1. If `Informer`s don't suit your needs, consider whether you really need strong consistency. Do you really need to see the most recent data, up to the _exact moment in time_ when you issued the query?  If you don't need that, set `ResourceVersion=0`. This will cause your request to be served from the API Server's cache instead of from etcd. Read the [documentation about ResourceVersions](https://kubernetes.io/docs/reference/using-api/api-concepts/#resource-versions) carefully to understand how it will affect the freshness of the data you receive. 
1. If you can't use `Informer`s AND you can't use the API Server cache,
 then be sure to [read large lists in chunks](https://kubernetes.io/docs/reference/using-api/api-concepts/#retrieving-large-results-sets-in-chunks).
1. Additionally, if you cannot use `Informer`s, you should also consider how _often_ your application LISTs the resources. In particular, after you read the last object in a large list, do not _immediately_ re-query the same list. Wait a while instead. Don't list more often than you need to.
1. Consider the number of instances of your client application which will be running. For instance,
there is a big difference between having 
just one controller listing objects, versus having pods on every node 
doing the same thing (e.g. in a daemonset).  If there will be many instances of your client application
periodically listing large numbers of objects, your solution will NOT scale to large clusters.

### How do you setup clusters for scalability testing?

We are testing Kubernetes on two levels of scale: 100 nodes and 5000 nodes.
Given that Kubernetes scalability is a multidimensional problem, we are
obviously trying to exercise many other dimensions in our tests.

However, all our scalability tests are performed on the cluster with just
a single large control-plane machine (VM) with all control-plane components
running that machine.
The single large machine provides sufficient scalability to let us run
our load tests on a cluster with 5000 nodes.

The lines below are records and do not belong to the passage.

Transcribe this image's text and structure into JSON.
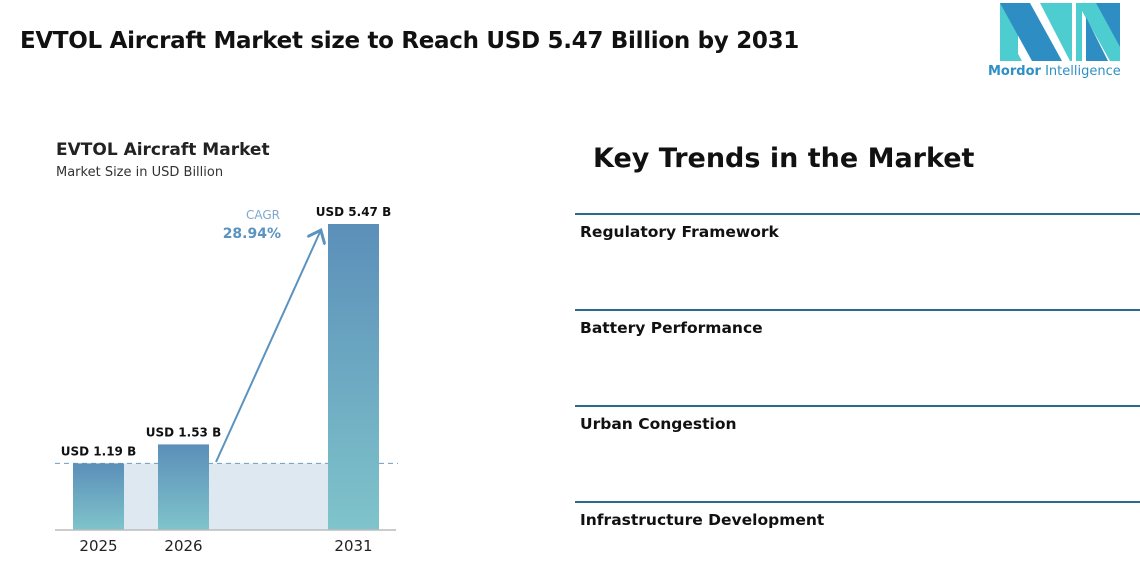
{
  "header": {
    "title": "EVTOL Aircraft Market size to Reach USD 5.47 Billion by 2031"
  },
  "logo": {
    "brand_bold": "Mordor",
    "brand_rest": "Intelligence",
    "colors": {
      "dark": "#2e8ec3",
      "light": "#4ecdd0"
    }
  },
  "chart_data": {
    "type": "bar",
    "title": "EVTOL Aircraft Market",
    "subtitle": "Market Size in USD Billion",
    "categories": [
      "2025",
      "2026",
      "2031"
    ],
    "values": [
      1.19,
      1.53,
      5.47
    ],
    "data_labels": [
      "USD 1.19 B",
      "USD 1.53 B",
      "USD 5.47 B"
    ],
    "annotation": {
      "label": "CAGR",
      "value": "28.94%"
    },
    "colors": {
      "bar_top": "#5b8fb9",
      "bar_bottom": "#7fc4cb",
      "accent": "#5b93c0",
      "band": "#dde8f0"
    },
    "grid": false
  },
  "trends": {
    "title": "Key Trends in the Market",
    "items": [
      "Regulatory Framework",
      "Battery Performance",
      "Urban Congestion",
      "Infrastructure Development"
    ]
  }
}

The control-plane VM used for testing 5000-node clusters has 64 cores,
256 GB of RAM and is backed by 200GB SSD persistent disk. Public cloud
providers typically support even large machines, so as a user you still
have some slack here.

We are also running a `simulated` clusters ([Kubemark]) where the control
plane VM is set up the same was as in regular cluster, but many simulated
nodes are running on a single VM (to simmulate 5000 node clusters, we run
~80 machines with 60-ish hollow-nodes per machine). However, those are
currently somewhat auxiliary and release validation is done using a regular
clusters setup on GCE cloud provider.

[Kubemark]: https://github.com/kubernetes/community/blob/master/contributors/devel/sig-scalability/kubemark-guide.md


### Why you are not testing HA cluster (with multiple control-plane instances)?

Honestly, we would like to. But we are lacking capacity to do that.
The main reason is the tooling to setup cluster - we are still relying on
kube-up and a bunch of knobs we have there. And kube-up doesn't really
support HA clusters. However, migration to anything else is a lot of work.
At the same time we would like to do that consistently for all other jobs
running on GCE (which all of still rely on kube-up).

We are aware that this is a gap in our testing for several reasons, including:
* large production clusters generally run at least 3 control plane instances to
  ensure tolerance to outages of individual instances, zero-downtime upgrade etc.
  we should be testing what users are doing in real life.
* etcd is RAFT-based so a cluster of etcd instance have slightly different
  performance characteristics that a single etcd server
* distributed systems often show different performance characteristics when the
  components are separate by a network
* distributed system may be affected by inconsistency of caches

Noting difference between various configuration is also important as this
can give indications which optimizations would have the best return-on-investments.